# Port Philip bay ... sunday



## Y-Knot (Sep 26, 2006)

Seabreeze is showing a beaut Sunday arvo/nite session on the water fellas ... anyone interested.

have to work :evil: but should be able to launch by 3.30-4pm just not sure where yet?


----------



## hoit (Aug 29, 2005)

Hi Tony,

I used my leave pass on Anzac day so I can't get out this weekend.

Good Luck

Grant


----------



## Y-Knot (Sep 26, 2006)

no worries Grant, didnt notice ya report for Anzac day how did you fare...

Looking at fishing Sunnyside, may even consider Patterson lakes chasing Bream  Anyone got any suggestions for a good launch there?


----------



## hoit (Aug 29, 2005)

...Y-Knot ... said:


> no worries Grant, didnt notice ya report for Anzac day how did you fare...


Yes, I'm fairly lazy when it comes to posting trip reports these days.
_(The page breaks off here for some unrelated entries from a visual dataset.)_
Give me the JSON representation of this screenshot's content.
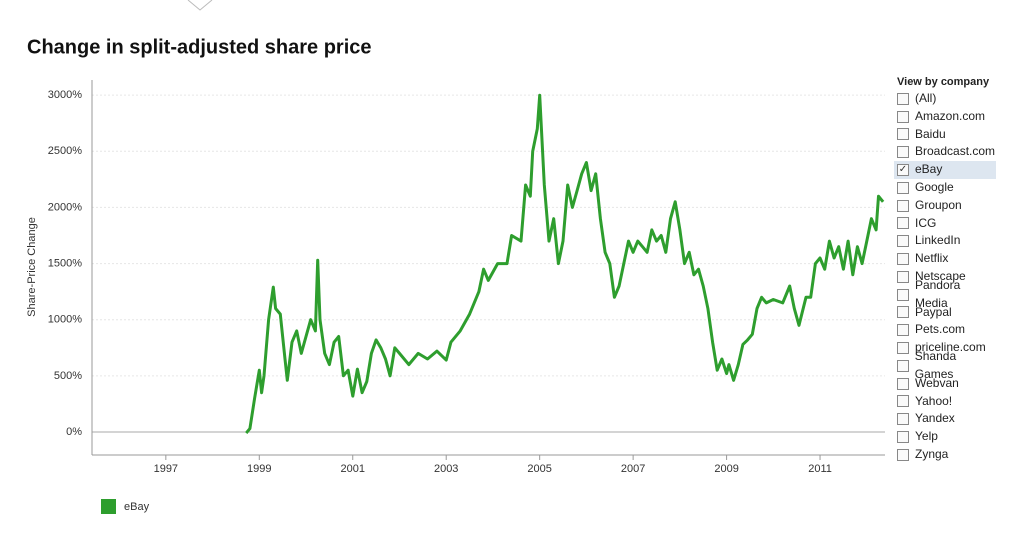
{
  "chart_data": {
    "type": "line",
    "title": "Change in split-adjusted share price",
    "y_label": "Share-Price Change",
    "x": [
      1998.72,
      1998.8,
      1998.9,
      1999.0,
      1999.05,
      1999.1,
      1999.2,
      1999.3,
      1999.35,
      1999.45,
      1999.55,
      1999.6,
      1999.7,
      1999.8,
      1999.9,
      2000.0,
      2000.1,
      2000.2,
      2000.25,
      2000.3,
      2000.4,
      2000.5,
      2000.6,
      2000.7,
      2000.8,
      2000.9,
      2001.0,
      2001.1,
      2001.2,
      2001.3,
      2001.4,
      2001.5,
      2001.6,
      2001.7,
      2001.8,
      2001.9,
      2002.0,
      2002.2,
      2002.4,
      2002.6,
      2002.8,
      2003.0,
      2003.1,
      2003.3,
      2003.5,
      2003.7,
      2003.8,
      2003.9,
      2004.1,
      2004.3,
      2004.4,
      2004.6,
      2004.7,
      2004.8,
      2004.85,
      2004.95,
      2005.0,
      2005.05,
      2005.1,
      2005.2,
      2005.3,
      2005.4,
      2005.5,
      2005.6,
      2005.7,
      2005.8,
      2005.9,
      2006.0,
      2006.1,
      2006.2,
      2006.3,
      2006.4,
      2006.5,
      2006.6,
      2006.7,
      2006.8,
      2006.9,
      2007.0,
      2007.1,
      2007.2,
      2007.3,
      2007.4,
      2007.5,
      2007.6,
      2007.7,
      2007.8,
      2007.9,
      2008.0,
      2008.1,
      2008.2,
      2008.3,
      2008.4,
      2008.5,
      2008.6,
      2008.7,
      2008.8,
      2008.9,
      2009.0,
      2009.05,
      2009.15,
      2009.25,
      2009.35,
      2009.45,
      2009.55,
      2009.65,
      2009.75,
      2009.85,
      2010.0,
      2010.2,
      2010.35,
      2010.45,
      2010.55,
      2010.7,
      2010.8,
      2010.9,
      2011.0,
      2011.1,
      2011.2,
      2011.3,
      2011.4,
      2011.5,
      2011.6,
      2011.7,
      2011.8,
      2011.9,
      2012.0,
      2012.1,
      2012.2,
      2012.25,
      2012.35
    ],
    "series": [
      {
        "name": "eBay",
        "color": "#2e9e2e",
        "values": [
          -10,
          30,
          300,
          550,
          350,
          500,
          1000,
          1290,
          1100,
          1050,
          650,
          460,
          800,
          900,
          700,
          850,
          1000,
          900,
          1530,
          1000,
          700,
          600,
          800,
          850,
          500,
          550,
          320,
          560,
          350,
          450,
          700,
          820,
          750,
          650,
          500,
          750,
          700,
          600,
          700,
          650,
          720,
          640,
          800,
          900,
          1050,
          1250,
          1450,
          1350,
          1500,
          1500,
          1750,
          1700,
          2200,
          2100,
          2500,
          2700,
          3000,
          2600,
          2200,
          1700,
          1900,
          1500,
          1700,
          2200,
          2000,
          2150,
          2300,
          2400,
          2150,
          2300,
          1900,
          1600,
          1500,
          1200,
          1300,
          1500,
          1700,
          1600,
          1700,
          1650,
          1600,
          1800,
          1700,
          1750,
          1600,
          1900,
          2050,
          1800,
          1500,
          1600,
          1400,
          1450,
          1300,
          1100,
          800,
          550,
          650,
          520,
          600,
          460,
          600,
          780,
          820,
          870,
          1100,
          1200,
          1150,
          1180,
          1150,
          1300,
          1100,
          950,
          1200,
          1200,
          1500,
          1550,
          1450,
          1700,
          1550,
          1650,
          1450,
          1700,
          1400,
          1650,
          1500,
          1700,
          1900,
          1800,
          2100,
          2050
        ]
      }
    ],
    "xlim": [
      1995.42,
      2012.39
    ],
    "xticks": [
      1997,
      1999,
      2001,
      2003,
      2005,
      2007,
      2009,
      2011
    ],
    "ylim": [
      -205,
      3135
    ],
    "yticks": [
      {
        "value": 0,
        "label": "0%"
      },
      {
        "value": 500,
        "label": "500%"
      },
      {
        "value": 1000,
        "label": "1000%"
      },
      {
        "value": 1500,
        "label": "1500%"
      },
      {
        "value": 2000,
        "label": "2000%"
      },
      {
        "value": 2500,
        "label": "2500%"
      },
      {
        "value": 3000,
        "label": "3000%"
      }
    ],
    "grid": true
  },
  "filter": {
    "title": "View by company",
    "options": [
      {
        "label": "(All)",
        "checked": false
      },
      {
        "label": "Amazon.com",
        "checked": false
      },
      {
        "label": "Baidu",
        "checked": false
      },
      {
        "label": "Broadcast.com",
        "checked": false
      },
      {
        "label": "eBay",
        "checked": true
      },
      {
        "label": "Google",
        "checked": false
      },
      {
        "label": "Groupon",
        "checked": false
      },
      {
        "label": "ICG",
        "checked": false
      },
      {
        "label": "LinkedIn",
        "checked": false
      },
      {
        "label": "Netflix",
        "checked": false
      },
      {
        "label": "Netscape",
        "checked": false
      },
      {
        "label": "Pandora Media",
        "checked": false
      },
      {
        "label": "Paypal",
        "checked": false
      },
      {
        "label": "Pets.com",
        "checked": false
      },
      {
        "label": "priceline.com",
        "checked": false
      },
      {
        "label": "Shanda Games",
        "checked": false
      },
      {
        "label": "Webvan",
        "checked": false
      },
      {
        "label": "Yahoo!",
        "checked": false
      },
      {
        "label": "Yandex",
        "checked": false
      },
      {
        "label": "Yelp",
        "checked": false
      },
      {
        "label": "Zynga",
        "checked": false
      }
    ]
  }
}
I fished Ricketts on Anzac day for 1 Pinkie, I Flattie and 1 Stink Boat. :roll:

I was checking out Williamstown today but I only spotted 1 stink boat fishing off the footy oval so I'm assuming things were quiet there today.

I'm keen to hit Flinders with Hobie Vic once he has finished sunning himself at Noosa.

Regards
Grant


----------